Hat die Wissen­schaft Gott abgeschafft?

Artikel von John Blanchard
10. März 2020 — 9 Min Lesedauer

Richard Dawkins, der an der Universität von Oxford lehrt, trägt dort den offiziellen Titel „Charles Simonyi Reader and Professor of the Public Understanding of Science“. Inoffiziell ist er vielleicht der bekannteste Atheist der Welt, sicherlich auch aufgrund seines Bestsellers Der Gotteswahn, der im Jahr 2006 herauskam. Vor diesem Hintergrund ist zu erwarten, dass Dawkins auf die hier im Titel gestellte Frage mit einem vollen Ja antworten würde – und er enttäuscht uns dabei nicht. In einem BBC-Fernsehprogramm aus dem Jahr 1999 namens Soul of Britain gab er mit großem Pathos von sich: „Ich denke, dass die Wissenschaft tatsächlich den Bedarf abgedeckt hat, den die Religion in der Vergangenheit abdeckte, nämlich Dinge zu erklären; warum wir hier sind, was der Ursprung des Lebens ist, wo die Welt herkommt, worum es im Leben geht … die Wissenschaft hat die Antworten.“

Wenn Dawkins recht hat, dann ist Religion ein aus der Mode gekommener Zeitvertreib und Gott ein irrelevanter Mythos. Aber hat er recht? Die einfachste Art, diese Frage zu beantworten, ist, jede seiner vier Behauptungen zu überprüfen, ob sie erhärtet werden kann.

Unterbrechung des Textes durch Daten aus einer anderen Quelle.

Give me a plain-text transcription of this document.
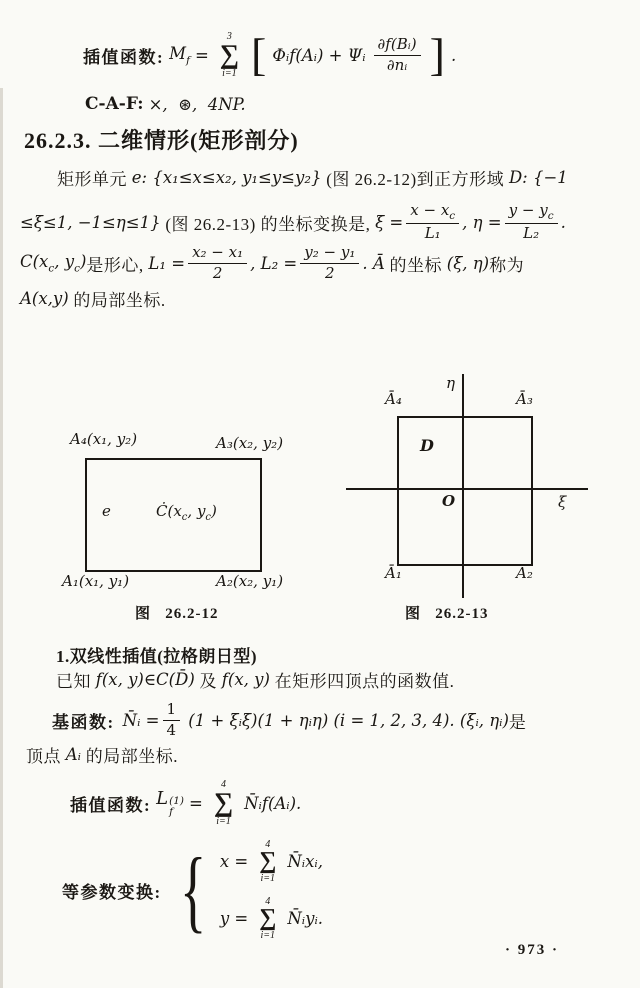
插值函数: $M_f$ =
3
∑
i=1 [ Φᵢf(Aᵢ) + Ψᵢ $\frac{\text{∂f(Bᵢ)}}{\text{∂nᵢ}}$ ] .
C-A-F: ×,  ⊛,  4NP.
26.2.3. 二维情形(矩形剖分)
矩形单元 e: {x₁≤x≤x₂, y₁≤y≤y₂} (图 26.2-12)到正方形域 D: {−1
≤ξ≤1, −1≤η≤1} (图 26.2-13) 的坐标变换是, $\xi = \frac{x - x_c}{\text{L₁}}$ , $\eta = \frac{y - y_c}{\text{L₂}}$ .
$C(x_c$, $y_c$) 是形心, $L_1 = \frac{\text{x₂ − x₁}}{2}$ , $L_2 = \frac{\text{y₂ − y₁}}{2}$ . Ā 的坐标 (ξ, η) 称为
A(x,y) 的局部坐标.
A₄(x₁, y₂)	A₃(x₂, y₂)
e	$Ċ(x_c$, $y_c$)
A₁(x₁, y₁)	A₂(x₂, y₁)
η
Ā₄	Ā₃
D
O	ξ
Ā₁	Ā₂
图   26.2-12	图   26.2-13
1.双线性插值(拉格朗日型)
已知 f(x, y)∈C(D̄) 及 f(x, y) 在矩形四顶点的函数值.
基函数: N̄ᵢ = $\frac{1}{4} (1$ + ξᵢξ)(1 + ηᵢη) (i = 1, 2, 3, 4). (ξᵢ, ηᵢ) 是
顶点 Aᵢ 的局部坐标.
插值函数: L (1)
f =
4
∑
i=1
N̄ᵢf(Aᵢ).
等参数变换: { x =
4
∑
i=1
N̄ᵢxᵢ,
y =
4
∑
i=1
N̄ᵢyᵢ.
· 973 ·
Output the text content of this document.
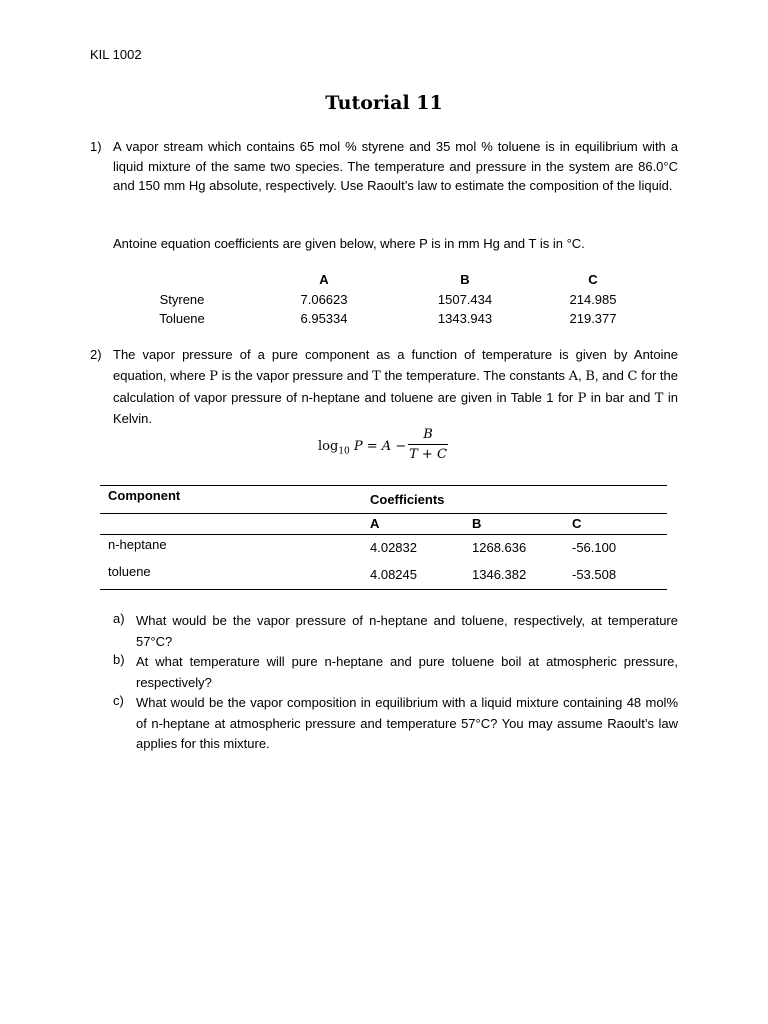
KIL 1002
Tutorial 11
1) A vapor stream which contains 65 mol % styrene and 35 mol % toluene is in equilibrium with a liquid mixture of the same two species. The temperature and pressure in the system are 86.0°C and 150 mm Hg absolute, respectively. Use Raoult’s law to estimate the composition of the liquid.

Antoine equation coefficients are given below, where P is in mm Hg and T is in °C.

	A	B	C
Styrene	7.06623	1507.434	214.985
Toluene	6.95334	1343.943	219.377
2) The vapor pressure of a pure component as a function of temperature is given by Antoine equation, where P is the vapor pressure and T the temperature. The constants A, B, and C for the calculation of vapor pressure of n-heptane and toluene are given in Table 1 for P in bar and T in Kelvin.

$\log_{10} P = A - \frac{B}{T + C}$
Component	Coefficients
A	B	C
n-heptane	4.02832	1268.636	-56.100
toluene	4.08245	1346.382	-53.508
a) What would be the vapor pressure of n-heptane and toluene, respectively, at temperature 57°C?

b) At what temperature will pure n-heptane and pure toluene boil at atmospheric pressure, respectively?

c) What would be the vapor composition in equilibrium with a liquid mixture containing 48 mol% of n-heptane at atmospheric pressure and temperature 57°C? You may assume Raoult’s law applies for this mixture.
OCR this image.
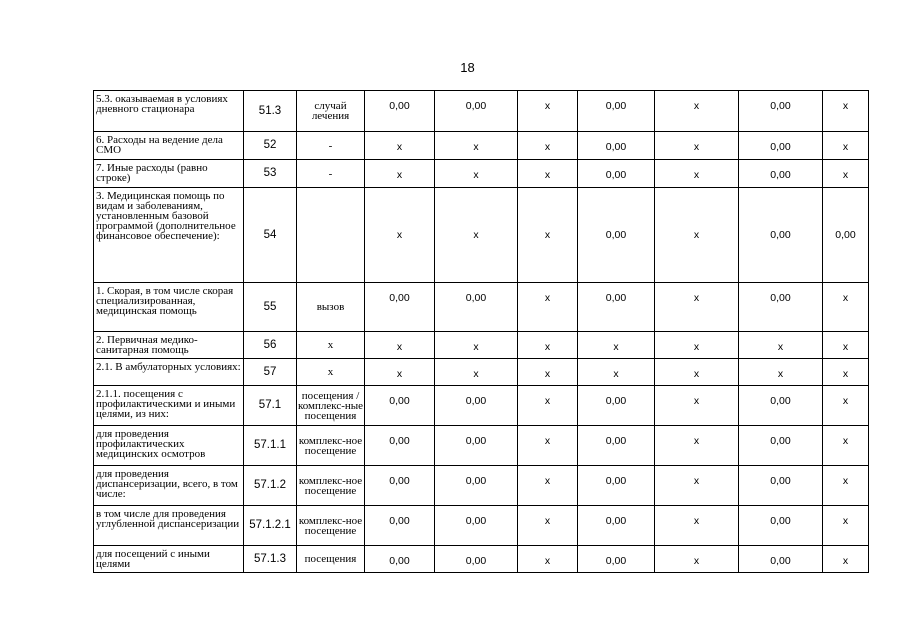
18
5.3. оказываемая в условиях дневного стационара	51.3	случай лечения	0,00	0,00	x	0,00	x	0,00	x
6. Расходы на ведение дела СМО	52	-	x	x	x	0,00	x	0,00	x
7. Иные расходы (равно строке)	53	-	x	x	x	0,00	x	0,00	x
3. Медицинская помощь по видам и заболеваниям, установленным базовой программой (дополнительное финансовое обеспечение):	54		x	x	x	0,00	x	0,00	0,00
1. Скорая, в том числе скорая специализированная, медицинская помощь	55	вызов	0,00	0,00	x	0,00	x	0,00	x
2. Первичная медико-санитарная помощь	56	x	x	x	x	x	x	x	x
2.1. В амбулаторных условиях:	57	x	x	x	x	x	x	x	x
2.1.1. посещения с профилактическими и иными целями, из них:	57.1	посещения / комплекс-ные посещения	0,00	0,00	x	0,00	x	0,00	x
для проведения профилактических медицинских осмотров	57.1.1	комплекс-ное посещение	0,00	0,00	x	0,00	x	0,00	x
для проведения диспансеризации, всего, в том числе:	57.1.2	комплекс-ное посещение	0,00	0,00	x	0,00	x	0,00	x
в том числе для проведения углубленной диспансеризации	57.1.2.1	комплекс-ное посещение	0,00	0,00	x	0,00	x	0,00	x
для посещений с иными целями	57.1.3	посещения	0,00	0,00	x	0,00	x	0,00	x
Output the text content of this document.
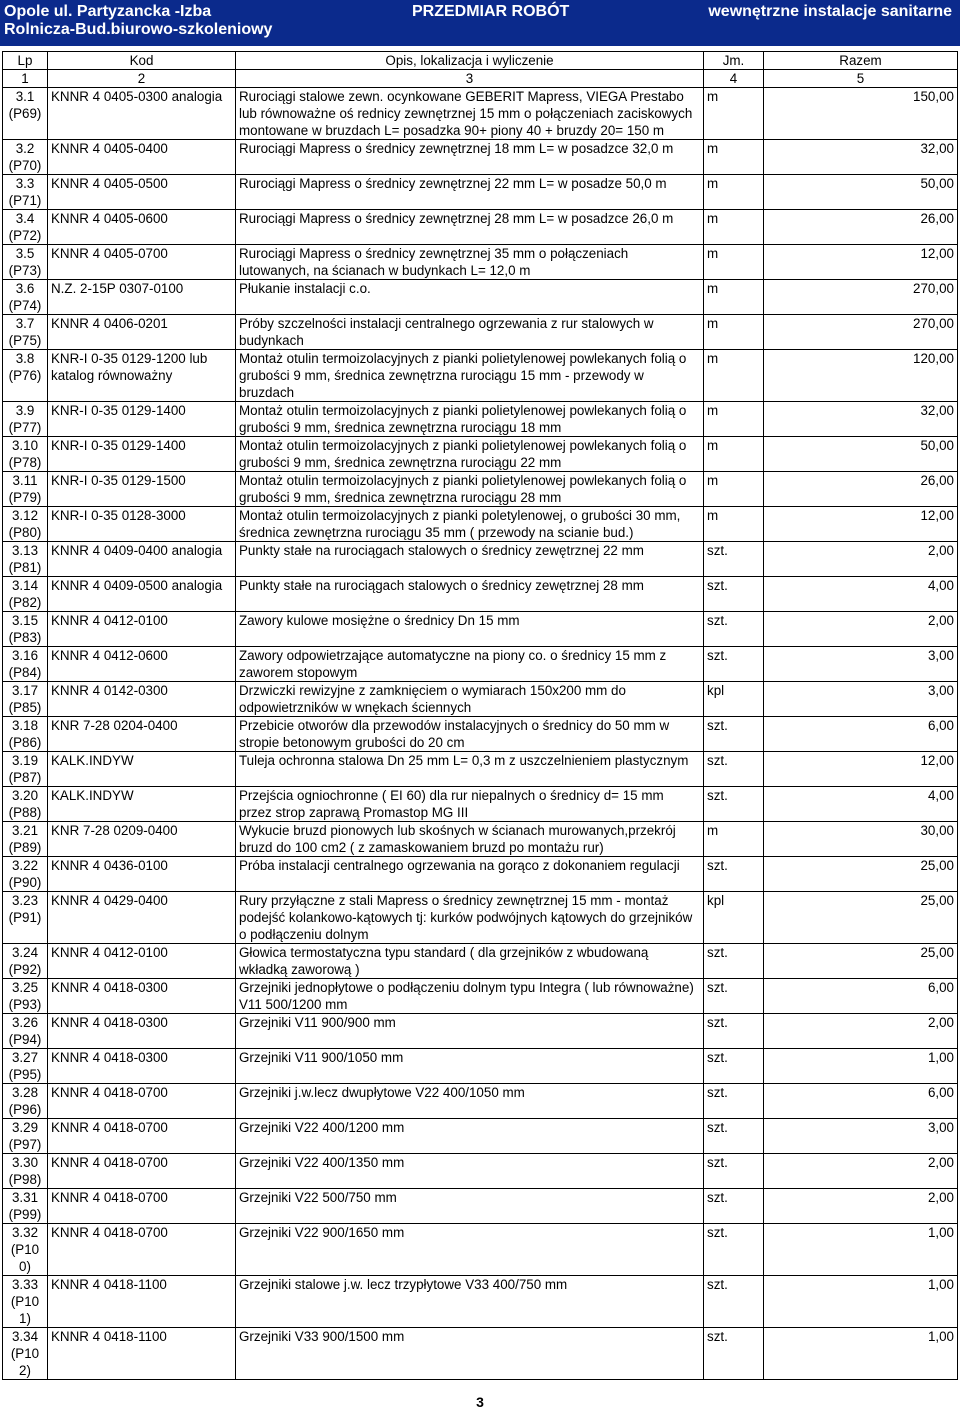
Opole ul. Partyzancka -Izba
Rolnicza-Bud.biurowo-szkoleniowy
PRZEDMIAR ROBÓT	wewnętrzne instalacje sanitarne
Lp	Kod	Opis, lokalizacja i wyliczenie	Jm.	Razem
1	2	3	4	5
3.1 (P69)	KNNR 4 0405-0300 analogia	Rurociągi stalowe zewn. ocynkowane GEBERIT Mapress, VIEGA Prestabo lub równoważne oś rednicy zewnętrznej 15 mm o połączeniach zaciskowych montowane w bruzdach L= posadzka 90+ piony 40 + bruzdy 20= 150 m	m	150,00
3.2 (P70)	KNNR 4 0405-0400	Rurociągi Mapress o średnicy zewnętrznej 18 mm L= w posadzce 32,0 m	m	32,00
3.3 (P71)	KNNR 4 0405-0500	Rurociągi Mapress o średnicy zewnętrznej 22 mm L= w posadze 50,0 m	m	50,00
3.4 (P72)	KNNR 4 0405-0600	Rurociągi Mapress o średnicy zewnętrznej 28 mm L= w posadzce 26,0 m	m	26,00
3.5 (P73)	KNNR 4 0405-0700	Rurociągi Mapress o średnicy zewnętrznej 35 mm o połączeniach lutowanych, na ścianach w budynkach L= 12,0 m	m	12,00
3.6 (P74)	N.Z. 2-15P 0307-0100	Płukanie instalacji c.o.	m	270,00
3.7 (P75)	KNNR 4 0406-0201	Próby szczelności instalacji centralnego ogrzewania z rur stalowych w budynkach	m	270,00
3.8 (P76)	KNR-I 0-35 0129-1200 lub katalog równoważny	Montaż otulin termoizolacyjnych z pianki polietylenowej powlekanych folią o grubości 9 mm, średnica zewnętrzna rurociągu 15 mm - przewody w bruzdach	m	120,00
3.9 (P77)	KNR-I 0-35 0129-1400	Montaż otulin termoizolacyjnych z pianki polietylenowej powlekanych folią o grubości 9 mm, średnica zewnętrzna rurociągu 18 mm	m	32,00
3.10 (P78)	KNR-I 0-35 0129-1400	Montaż otulin termoizolacyjnych z pianki polietylenowej powlekanych folią o grubości 9 mm, średnica zewnętrzna rurociągu 22 mm	m	50,00
3.11 (P79)	KNR-I 0-35 0129-1500	Montaż otulin termoizolacyjnych z pianki polietylenowej powlekanych folią o grubości 9 mm, średnica zewnętrzna rurociągu 28 mm	m	26,00
3.12 (P80)	KNR-I 0-35 0128-3000	Montaż otulin termoizolacyjnych z pianki poletylenowej, o grubości 30 mm, średnica zewnętrzna rurociągu 35 mm ( przewody na scianie bud.)	m	12,00
3.13 (P81)	KNNR 4 0409-0400 analogia	Punkty stałe na rurociągach stalowych o średnicy zewętrznej 22 mm	szt.	2,00
3.14 (P82)	KNNR 4 0409-0500 analogia	Punkty stałe na rurociągach stalowych o średnicy zewętrznej 28 mm	szt.	4,00
3.15 (P83)	KNNR 4 0412-0100	Zawory kulowe mosiężne o średnicy Dn 15 mm	szt.	2,00
3.16 (P84)	KNNR 4 0412-0600	Zawory odpowietrzające automatyczne na piony co. o średnicy 15 mm z zaworem stopowym	szt.	3,00
3.17 (P85)	KNNR 4 0142-0300	Drzwiczki rewizyjne z zamknięciem o wymiarach 150x200 mm do odpowietrzników w wnękach ściennych	kpl	3,00
3.18 (P86)	KNR 7-28 0204-0400	Przebicie otworów dla przewodów instalacyjnych o średnicy do 50 mm w stropie betonowym grubości do 20 cm	szt.	6,00
3.19 (P87)	KALK.INDYW	Tuleja ochronna stalowa Dn 25 mm L= 0,3 m z uszczelnieniem plastycznym	szt.	12,00
3.20 (P88)	KALK.INDYW	Przejścia ogniochronne ( EI 60) dla rur niepalnych o średnicy d= 15 mm przez strop zaprawą Promastop MG III	szt.	4,00
3.21 (P89)	KNR 7-28 0209-0400	Wykucie bruzd pionowych lub skośnych w ścianach murowanych,przekrój bruzd do 100 cm2 ( z zamaskowaniem bruzd po montażu rur)	m	30,00
3.22 (P90)	KNNR 4 0436-0100	Próba instalacji centralnego ogrzewania na gorąco z dokonaniem regulacji	szt.	25,00
3.23 (P91)	KNNR 4 0429-0400	Rury przyłączne z stali Mapress o średnicy zewnętrznej 15 mm - montaż podejść kolankowo-kątowych tj: kurków podwójnych kątowych do grzejników o podłączeniu dolnym	kpl	25,00
3.24 (P92)	KNNR 4 0412-0100	Głowica termostatyczna typu standard ( dla grzejników z wbudowaną wkładką zaworową )	szt.	25,00
3.25 (P93)	KNNR 4 0418-0300	Grzejniki jednopłytowe o podłączeniu dolnym typu Integra ( lub równoważne) V11 500/1200 mm	szt.	6,00
3.26 (P94)	KNNR 4 0418-0300	Grzejniki V11 900/900 mm	szt.	2,00
3.27 (P95)	KNNR 4 0418-0300	Grzejniki V11 900/1050 mm	szt.	1,00
3.28 (P96)	KNNR 4 0418-0700	Grzejniki j.w.lecz dwupłytowe V22 400/1050 mm	szt.	6,00
3.29 (P97)	KNNR 4 0418-0700	Grzejniki V22 400/1200 mm	szt.	3,00
3.30 (P98)	KNNR 4 0418-0700	Grzejniki V22 400/1350 mm	szt.	2,00
3.31 (P99)	KNNR 4 0418-0700	Grzejniki V22 500/750 mm	szt.	2,00
3.32 (P10 0)	KNNR 4 0418-0700	Grzejniki V22 900/1650 mm	szt.	1,00
3.33 (P10 1)	KNNR 4 0418-1100	Grzejniki stalowe j.w. lecz trzypłytowe V33 400/750 mm	szt.	1,00
3.34 (P10 2)	KNNR 4 0418-1100	Grzejniki V33 900/1500 mm	szt.	1,00
3
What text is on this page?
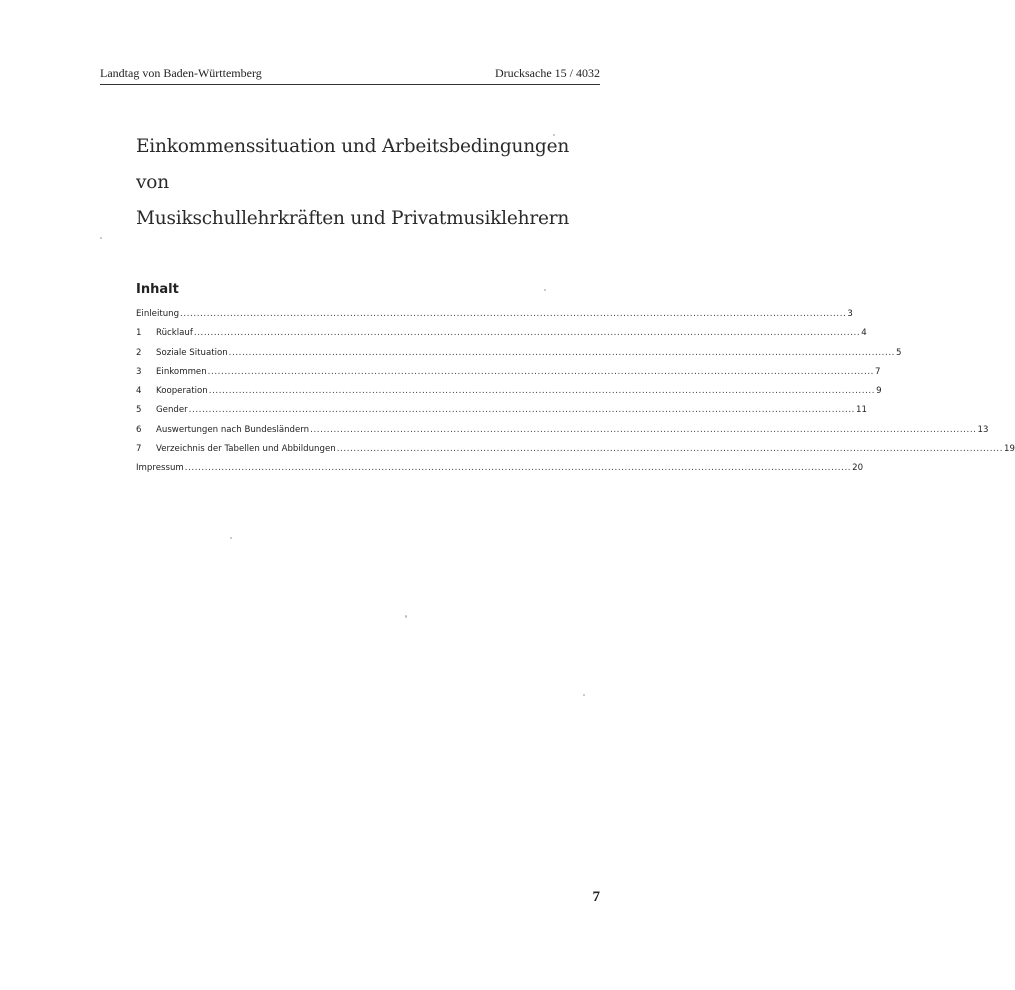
Landtag von Baden-Württemberg	Drucksache 15 / 4032
Einkommenssituation und Arbeitsbedingungen
von
Musikschullehrkräften und Privatmusiklehrern
Inhalt
Einleitung ........................................................................................................................................................................................................ 3
1	Rücklauf ........................................................................................................................................................................................................ 4
2	Soziale Situation ........................................................................................................................................................................................................ 5
3	Einkommen ........................................................................................................................................................................................................ 7
4	Kooperation ........................................................................................................................................................................................................ 9
5	Gender ........................................................................................................................................................................................................ 11
6	Auswertungen nach Bundesländern ........................................................................................................................................................................................................ 13
7	Verzeichnis der Tabellen und Abbildungen ........................................................................................................................................................................................................ 19
Impressum ........................................................................................................................................................................................................ 20
7
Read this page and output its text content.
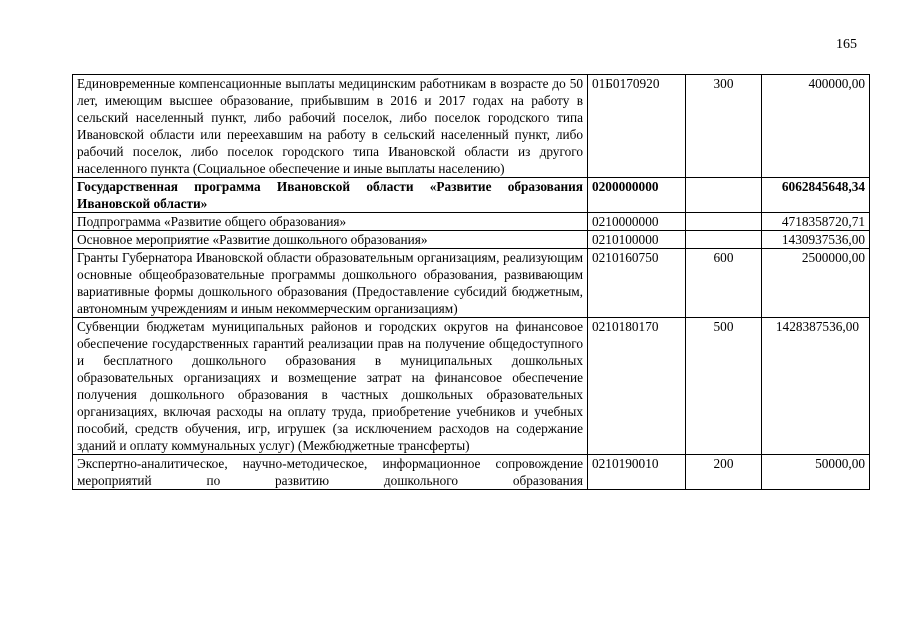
165
Единовременные компенсационные выплаты медицинским работникам в возрасте до 50 лет, имеющим высшее образование, прибывшим в 2016 и 2017 годах на работу в сельский населенный пункт, либо рабочий поселок, либо поселок городского типа Ивановской области или переехавшим на работу в сельский населенный пункт, либо рабочий поселок, либо поселок городского типа Ивановской области из другого населенного пункта (Социальное обеспечение и иные выплаты населению)	01Б0170920	300	400000,00
Государственная программа Ивановской области «Развитие образования Ивановской области»	0200000000		6062845648,34
Подпрограмма «Развитие общего образования»	0210000000		4718358720,71
Основное мероприятие «Развитие дошкольного образования»	0210100000		1430937536,00
Гранты Губернатора Ивановской области образовательным организациям, реализующим основные общеобразовательные программы дошкольного образования, развивающим вариативные формы дошкольного образования (Предоставление субсидий бюджетным, автономным учреждениям и иным некоммерческим организациям)	0210160750	600	2500000,00
Субвенции бюджетам муниципальных районов и городских округов на финансовое обеспечение государственных гарантий реализации прав на получение общедоступного и бесплатного дошкольного образования в муниципальных дошкольных образовательных организациях и возмещение затрат на финансовое обеспечение получения дошкольного образования в частных дошкольных образовательных организациях, включая расходы на оплату труда, приобретение учебников и учебных пособий, средств обучения, игр, игрушек (за исключением расходов на содержание зданий и оплату коммунальных услуг) (Межбюджетные трансферты)	0210180170	500	1428387536,00
Экспертно-аналитическое, научно-методическое, информационное сопровождение мероприятий по развитию дошкольного образования	0210190010	200	50000,00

„Die Wissenschaft erklärt, warum wir hier sind.“

Abhängig vom jeweiligen Kontext kann das Wort warum eine von zwei Bedeutungen haben: entweder „Wie sind wir hierher gekommen?“ oder „Was ist unser Zweck hier?“ Da seine letzte Behauptung mit der zweiten Bedeutung zu tun hat, möchte ich an dieser Stelle die erste beleuchten – und Dawkins hat keinen Zweifel an der Antwort: „Man kann mit absoluter Sicherheit sagen: Wenn du jemanden triffst, der behauptet, nicht an Evolution zu glauben, dann ist diese Person dumm, ignorant oder verrückt (oder bösartig, was ich aber nicht gern unterstellen möchte).“ Nachdem er so allen Widerspruch mit einem einzigen Satz weggefegt hat, pflichtet er dann der Vorstellung bei, dass der homo sapiens das modernste Produkt in einer langen Kette von eng verwandten Arten und Gattungen ist, angefangen bei der ersten lebenden Zelle und weiter dann über die Wirbellosen, Fische, Amphibien, Reptilien, Vögel, felltragenden Vierbeiner und affenartigen Säugetiere.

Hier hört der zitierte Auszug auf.